И сам я на себя немного лгу,
скрипач, транжир у поседевших губ.

  Но буду я у родины в гостях
до гробовой, как говорится, крышки,
    и самые любимые простят
мой псевдоним, который стоит вышки.

  Я женщину любимую любил,
но ничего и небосвод не понял,
и сердца заколдованный рубин
последнюю мою молитву отнял.

Гори, костер, гори, моя звезда.
И пусть, как падший ангел, я расстрелян,
Но будут юность в МВД листать,
когда стихи любовницы разделят.

А мне не страшно, мне совсем светло,
 земного шара полюбил я шутки...
В гробу увижу красное стекло
и голубую подпись незабудки!


              \\\\\  ПАМЯТИ АЛЕКСАНДРА ПОЛЕЖАЕВА  ////

                Погибну ли юнцом и фатом на фанты?
                Юсуповым кольцом на Гришкины следы?
                Не верю ни жене, ни мачехе, ни другу
                В чахоточной стране, где казни пахнут югом.
                Где были номера, и Англии, и ангела,
                тень моего пера, что грабила и лапала.
                Сходились на погост, и в день рожденья сыщика
                мы поднимали тост за лучшего могильщика.
                И шебуршала знать, когда нас запрещали
                в такие годы брать. Мороз по завещанью,
                стеклянная пора, где глух топор и сторож,
                где в белый лоб дыра, где двух дорог не стоишь.
                Где вам жандармы шлют гнилой позор допросов.
                Где всем поэтам шьют дела косым откосом.
                Где узнают карниз по луже с кровью медленной
                полуслепых кулис... Там скрылся всадник медный.
                Где девки, купола, где чокнутое облако...
                Россия, как спала? С утра, наверно, робко вам?!
                И щами не щемит во рту народовольца,
                и брежжит динамит, и револьвер готовится.
                Горбатая Москва Россия зубы скалит.
                Копеечной свечой чадят ее секреты.
                Печоркин горячо напишет с того света.
                Ворую чью-то грусть, встречаю чью-то лесть.
                Белеющая Русь, я твой порожний рейс!
                Толпа, толпа, толпа, среди бровей поройся.
                Не дура та губа на бронзовом морозе!
                О, если б был пароль для тех ночей начальных,
                то тот пароль - мозоль. Храни меня, отчаянный!
                Как снятие с креста, судьба моя печальная,
                Храни меня, звезда, счастливая, случайная!
****   
       Жизнь - это наслаждение погоста,
           грубый дом дыма,
  где ласточка поседевшей головою бьется
      в преисподней твоего мундира.

                Жизнь - это потный лоб Микеланджело.
                Жизнь  -  это перевод с немецкого.
                Сколько хрусталя серебряные глаза нажили?
                Сколько пощечин накопили щечки прелестные?

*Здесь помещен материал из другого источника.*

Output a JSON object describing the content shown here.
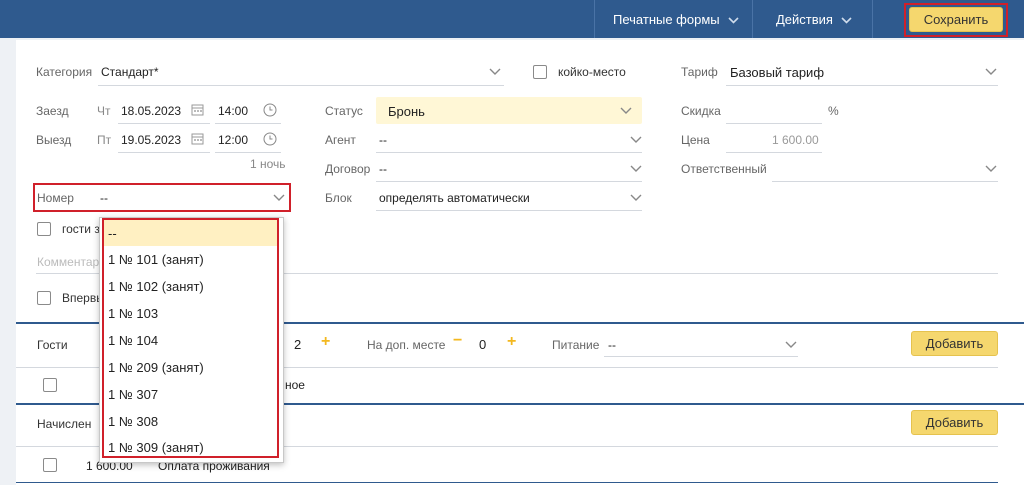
{
  "header": {
    "print_forms": "Печатные формы",
    "actions": "Действия",
    "save": "Сохранить"
  },
  "form": {
    "category_label": "Категория",
    "category_value": "Стандарт*",
    "bed_place_label": "койко-место",
    "tariff_label": "Тариф",
    "tariff_value": "Базовый тариф",
    "checkin_label": "Заезд",
    "checkin_day": "Чт",
    "checkin_date": "18.05.2023",
    "checkin_time": "14:00",
    "checkout_label": "Выезд",
    "checkout_day": "Пт",
    "checkout_date": "19.05.2023",
    "checkout_time": "12:00",
    "nights": "1 ночь",
    "status_label": "Статус",
    "status_value": "Бронь",
    "agent_label": "Агент",
    "agent_value": "--",
    "contract_label": "Договор",
    "contract_value": "--",
    "block_label": "Блок",
    "block_value": "определять автоматически",
    "discount_label": "Скидка",
    "discount_unit": "%",
    "price_label": "Цена",
    "price_value": "1 600.00",
    "responsible_label": "Ответственный",
    "room_label": "Номер",
    "room_value": "--",
    "guests_checkbox_label": "гости з",
    "comment_placeholder": "Комментар",
    "first_time_label": "Впервы"
  },
  "guests": {
    "label": "Гости",
    "count": "2",
    "extra_label": "На доп. месте",
    "extra_count": "0",
    "food_label": "Питание",
    "food_value": "--",
    "add": "Добавить",
    "row_text": "ное"
  },
  "charges": {
    "label": "Начислен",
    "add": "Добавить",
    "row_amount": "1 600.00",
    "row_text": "Оплата проживания"
  },
  "room_dropdown": {
    "options": [
      "--",
      "1 № 101 (занят)",
      "1 № 102 (занят)",
      "1 № 103",
      "1 № 104",
      "1 № 209 (занят)",
      "1 № 307",
      "1 № 308",
      "1 № 309 (занят)"
    ]
  },
  "colors": {
    "header_bg": "#2f5a8e",
    "accent_yellow": "#f5d76e",
    "highlight_red": "#d0202a"
  }
}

                Я буду стреляться вторым за наместником
                сего монастыря, то есть тела,
                когда твоя душа слезою занавесится,
                а руки побелеют белее мела.

                Из всего прошлого века выбрали лишь меня.
                Из других - Разина струги, чифирь Пугачева.
                Небо желает дать ремня.
                Небо - мой тулуп, дородный, парчовый.

                Раскаленный кусок золота, молодая поэтесса - тоска,
                Четыре мужика за ведром водки...
                Жизнь - это красная прорубь у виска
                каретою раздавленной кокотки.

                Я не плачу, что наводнение в Венеции,
                и на венских стульях моих ушей
                лежит грандиозная библия моего величия
                и теплые карандаши. Темные карандаши всегда Богу по душе.

                Богу по душе с каким-нибудь малым
                по голубым распятиям моих вен,
                где, словно Пушкин, кровь ругается матом
                сквозь белое мясо всех моих белых поэм!

 *  *  *
                Моя свеча, ну как тебе горится?
                Вязанья пса на исповедь костей.
                Пусть кровь покажет, где моя граница.
                Пусть кровь подскажет, где моя постель.

                Моя свеча, ну как тебе теряется?
                Не слезы это - вишни карие.
                И я словоохотлив, как терраса,
                в цветные стекла жду цветные камни.

                В саду прохладно, как в библиотеке.
                В библиотеке сладко, как в саду...
                И кодеин расплачется в аптеке,
                как Троцкий в восемнадцатом году.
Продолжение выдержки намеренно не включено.